Entre las mutaciones históricas, la de este hombre se halla en el zénit. Dirigente de la lucha revolucionaria contra la dictadura de Anastasio Somoza, tras el derrocamiento del déspota, en 1979, estableció un gobierno socialista que promovió la alfabetización, la sanidad pública y la igualdad de género. La vida cotidiana de la población mejoró a ojos vistas, salvo que pronto tuvo que enfrentarse a un enemigo exterior muy potente. Una milicia entrenada y financiada por la CIA, conocida como la Contra, acosaba a un sistema económico y social que subvertía los intereses estadounidenses.

En 1984 se celebraron elecciones y los sandinistas obtuvieron el 67% de los votos, sin embargo, el desgaste de la lucha diaria y cruenta contra el enemigo exterior fue debilitando tanto la economía como la moral de los nicaragüenses. El resultado fue que, en 1990, una coalición antisandista ganó las elecciones y Violeta Barrios obtuvo la presidencia del país. Se acabó la Contra, llegaron las reformas neoliberales y se fueron gran parte de los derechos sociales.

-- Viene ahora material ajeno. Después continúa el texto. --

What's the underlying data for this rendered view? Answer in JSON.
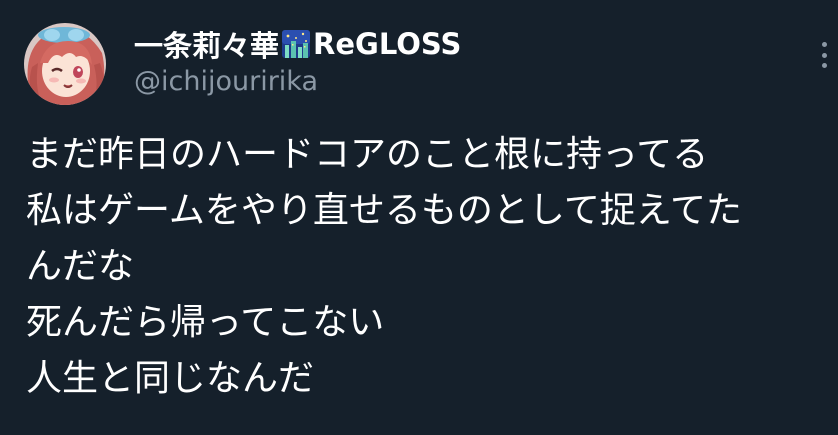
{
  "tweet": {
    "display_name": "一条莉々華",
    "emoji_icon": "starry-night-emoji",
    "group_name": "ReGLOSS",
    "handle": "@ichijouririka",
    "more_icon": "more-dots-icon",
    "body_lines": [
      "まだ昨日のハードコアのこと根に持ってる",
      "私はゲームをやり直せるものとして捉えてた",
      "んだな",
      "死んだら帰ってこない",
      "人生と同じなんだ"
    ]
  },
  "colors": {
    "background": "#15202b",
    "text_primary": "#ffffff",
    "text_secondary": "#8b98a5"
  }
}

Cuando en 2006 Daniel Ortega salió de nuevo victorioso en unas elecciones, ya no era la misma persona. Sus votantes no lo advirtieron en un principio, de tal manera que ganó otros dos comicios electorales, el último en 2016. Alcanzado el año 2018, las protestas populares en contra de la Reforma de la Ley de Seguridad Social reciben como respuesta disparos indiscriminados por parte de la Policía y del Ejército. Las cifras de muertos no alarman lo suficiente en los medios de comunicación internacionales, por lo visto, tan saturados de desgracias que no pueden darles cabida.

A los difuntos ya no les cabe preguntarse qué ha ocurrido con Daniel Ortega, un liberador transformado en brutal opresor. Los demás, ¿tendríamos que recurrir a la bioquímica, a la psicología o a la psiquiatría para explicarnos una deriva tan inconcebible?